What a wonderful article. It helpsd me think more clearly about boundaries, and I appreciate it.

Mirella

Thanks, Shane. I’m so glad the piece resonated with you.

Rebecca Faith

Thank you Mirella. Your wonderful piece can apply to more than just writing. I can apply it to my editing work as well.

Mirella

Thanks for your comment, Rebecca. Indeed, boundaries apply to so many areas of our lives, including our work (writing or not)!

Thea Fiore Bloom

Hi Mirella,
Thought-provoking, thanks for writing this. I especially like the four questions you ask us to pose to ourselves. I am putting together a post this week on my blog on how visual artists can set better boundaries for ourselves online and I will link to you.

Mirella

That is so kind, thank you Thea! I do hope the questions are helpful.

Stephen Kamugasa

Truth be told, I am still figuring out my boundaries with writing because—and this is crucial—I am still figuring out the writer I want to be. The wonderful thing is that the clearer I become on who I am, the better I become at understanding my boundaries—and honoring them.” I love this.

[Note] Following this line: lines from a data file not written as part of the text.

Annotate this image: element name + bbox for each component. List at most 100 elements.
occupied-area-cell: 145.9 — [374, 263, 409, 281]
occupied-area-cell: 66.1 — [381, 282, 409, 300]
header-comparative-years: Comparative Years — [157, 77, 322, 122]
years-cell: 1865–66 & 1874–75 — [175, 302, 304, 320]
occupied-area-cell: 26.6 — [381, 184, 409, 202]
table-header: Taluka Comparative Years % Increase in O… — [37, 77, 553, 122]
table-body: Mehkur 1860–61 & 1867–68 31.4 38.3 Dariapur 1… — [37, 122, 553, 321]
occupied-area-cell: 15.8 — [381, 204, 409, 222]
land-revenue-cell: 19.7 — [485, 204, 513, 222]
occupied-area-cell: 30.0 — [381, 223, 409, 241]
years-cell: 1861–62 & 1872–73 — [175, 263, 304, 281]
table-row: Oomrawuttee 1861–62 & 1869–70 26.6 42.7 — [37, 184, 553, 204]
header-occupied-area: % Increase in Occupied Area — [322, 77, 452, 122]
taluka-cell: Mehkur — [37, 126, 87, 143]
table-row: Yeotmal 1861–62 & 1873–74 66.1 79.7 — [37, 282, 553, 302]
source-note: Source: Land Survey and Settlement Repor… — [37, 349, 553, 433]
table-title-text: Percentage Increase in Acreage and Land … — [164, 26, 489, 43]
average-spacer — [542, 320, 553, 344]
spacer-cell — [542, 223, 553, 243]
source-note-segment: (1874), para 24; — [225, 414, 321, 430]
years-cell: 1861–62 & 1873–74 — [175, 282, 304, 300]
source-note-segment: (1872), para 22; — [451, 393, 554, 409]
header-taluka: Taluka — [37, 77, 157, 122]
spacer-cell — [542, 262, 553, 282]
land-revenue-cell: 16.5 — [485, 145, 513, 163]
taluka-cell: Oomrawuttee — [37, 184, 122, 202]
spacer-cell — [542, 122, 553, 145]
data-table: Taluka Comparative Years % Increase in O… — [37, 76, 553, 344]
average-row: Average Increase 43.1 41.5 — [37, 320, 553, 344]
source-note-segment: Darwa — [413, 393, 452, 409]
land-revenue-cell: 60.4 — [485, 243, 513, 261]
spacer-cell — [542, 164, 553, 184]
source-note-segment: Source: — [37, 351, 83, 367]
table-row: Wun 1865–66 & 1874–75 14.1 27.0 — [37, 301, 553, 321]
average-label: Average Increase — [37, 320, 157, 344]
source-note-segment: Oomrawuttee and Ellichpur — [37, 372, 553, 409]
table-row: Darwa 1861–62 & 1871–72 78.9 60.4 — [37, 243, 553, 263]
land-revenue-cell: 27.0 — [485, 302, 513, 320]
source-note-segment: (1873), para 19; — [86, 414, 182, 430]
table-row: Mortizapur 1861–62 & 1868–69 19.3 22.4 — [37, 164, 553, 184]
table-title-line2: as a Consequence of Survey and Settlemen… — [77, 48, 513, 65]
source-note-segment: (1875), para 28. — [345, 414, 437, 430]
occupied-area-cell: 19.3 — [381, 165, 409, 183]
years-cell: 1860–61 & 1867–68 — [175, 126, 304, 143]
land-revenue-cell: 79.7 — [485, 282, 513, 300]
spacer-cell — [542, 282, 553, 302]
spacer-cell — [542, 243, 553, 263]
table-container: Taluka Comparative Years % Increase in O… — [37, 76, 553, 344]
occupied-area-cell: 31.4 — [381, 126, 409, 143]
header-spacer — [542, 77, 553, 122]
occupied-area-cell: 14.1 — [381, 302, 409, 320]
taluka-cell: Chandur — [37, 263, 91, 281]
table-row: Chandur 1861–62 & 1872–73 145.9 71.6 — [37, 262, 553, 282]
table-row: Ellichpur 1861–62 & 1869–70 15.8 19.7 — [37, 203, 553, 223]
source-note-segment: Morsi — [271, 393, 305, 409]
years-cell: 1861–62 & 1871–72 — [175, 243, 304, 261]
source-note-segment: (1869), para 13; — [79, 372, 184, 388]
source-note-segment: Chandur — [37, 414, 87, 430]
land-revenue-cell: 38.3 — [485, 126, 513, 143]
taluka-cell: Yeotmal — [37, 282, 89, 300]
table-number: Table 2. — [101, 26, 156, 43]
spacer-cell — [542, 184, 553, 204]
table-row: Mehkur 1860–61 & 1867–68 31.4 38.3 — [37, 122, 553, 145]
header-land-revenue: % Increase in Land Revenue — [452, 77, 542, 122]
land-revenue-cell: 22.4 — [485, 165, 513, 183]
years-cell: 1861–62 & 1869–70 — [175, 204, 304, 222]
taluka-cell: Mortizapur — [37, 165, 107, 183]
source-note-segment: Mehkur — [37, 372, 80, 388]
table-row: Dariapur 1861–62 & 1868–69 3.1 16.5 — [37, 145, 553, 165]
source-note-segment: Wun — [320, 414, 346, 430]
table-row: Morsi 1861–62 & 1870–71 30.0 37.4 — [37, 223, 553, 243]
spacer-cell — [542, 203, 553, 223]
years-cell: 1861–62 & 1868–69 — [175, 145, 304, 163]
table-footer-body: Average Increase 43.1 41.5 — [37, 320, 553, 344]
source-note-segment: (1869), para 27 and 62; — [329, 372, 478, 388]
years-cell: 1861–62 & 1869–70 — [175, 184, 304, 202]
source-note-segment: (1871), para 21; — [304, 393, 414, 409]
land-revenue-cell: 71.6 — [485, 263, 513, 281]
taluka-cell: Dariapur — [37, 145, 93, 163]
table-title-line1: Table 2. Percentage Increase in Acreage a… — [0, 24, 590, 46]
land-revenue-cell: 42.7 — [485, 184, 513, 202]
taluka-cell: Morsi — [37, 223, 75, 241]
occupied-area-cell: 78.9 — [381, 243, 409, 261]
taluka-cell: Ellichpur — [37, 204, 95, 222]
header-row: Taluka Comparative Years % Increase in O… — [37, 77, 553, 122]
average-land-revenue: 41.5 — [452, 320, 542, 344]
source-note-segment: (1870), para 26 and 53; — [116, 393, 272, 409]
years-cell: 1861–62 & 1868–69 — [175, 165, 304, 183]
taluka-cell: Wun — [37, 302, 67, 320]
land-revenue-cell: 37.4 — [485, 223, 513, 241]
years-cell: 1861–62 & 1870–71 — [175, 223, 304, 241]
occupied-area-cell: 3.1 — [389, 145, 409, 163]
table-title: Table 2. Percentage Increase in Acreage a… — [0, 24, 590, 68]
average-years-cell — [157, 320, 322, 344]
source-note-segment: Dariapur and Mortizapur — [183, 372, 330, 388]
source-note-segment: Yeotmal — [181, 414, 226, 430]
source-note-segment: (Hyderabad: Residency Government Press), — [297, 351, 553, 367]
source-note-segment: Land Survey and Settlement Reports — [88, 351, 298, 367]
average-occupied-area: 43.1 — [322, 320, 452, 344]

It took me nearly four decades to work out my own boundaries as a former refugee. And having discovered my boundaries, I feel more liberated to be just me. I don’t have to apologise to anyone about who I am. I am better for it as a result.
 
Thank you very much for writing such a wonderful piece. It resonated with me. 
 

Mirella

Stephen, thank you so much sharing. I do think there is a reciprocal relationship between boundary setting and self-acceptance. As you highlighted in your comment, boundaries enable us to be ourselves, but we cannot hold boundaries well unless we first know (and accept) who we are. As a former refugee, I can imagine that there might be an additional layer of acceptance for you that has to do with navigating cultural difference. That has been my experience as a transracially-adopted person who came to the United States when I was a child, anyway. In any case, I’m glad to know the piece resonated with you!

Trisha

Like Shain, this article shone a light into a shadowy part of writing ie. consuming more than I am creating. Until I read your words I never realised that it was a boundary issue. I thought it was my natural curiosity. Answering your suggested questions to assess my boundaries enabled me to acknowledge the real issue and to consider my options. An eye-opener. Thank you, Mirella.

Mirella

I so appreciate this comment, Trisha. I think you raise an important point, which is that it can be both. What I would encourage you to think about is, does consuming more than you create help or sustain your writing practice? For some people, it may. For others, not. This is just one example of a boundary you might want to implement if you find that consuming more than you create is not sustaining you.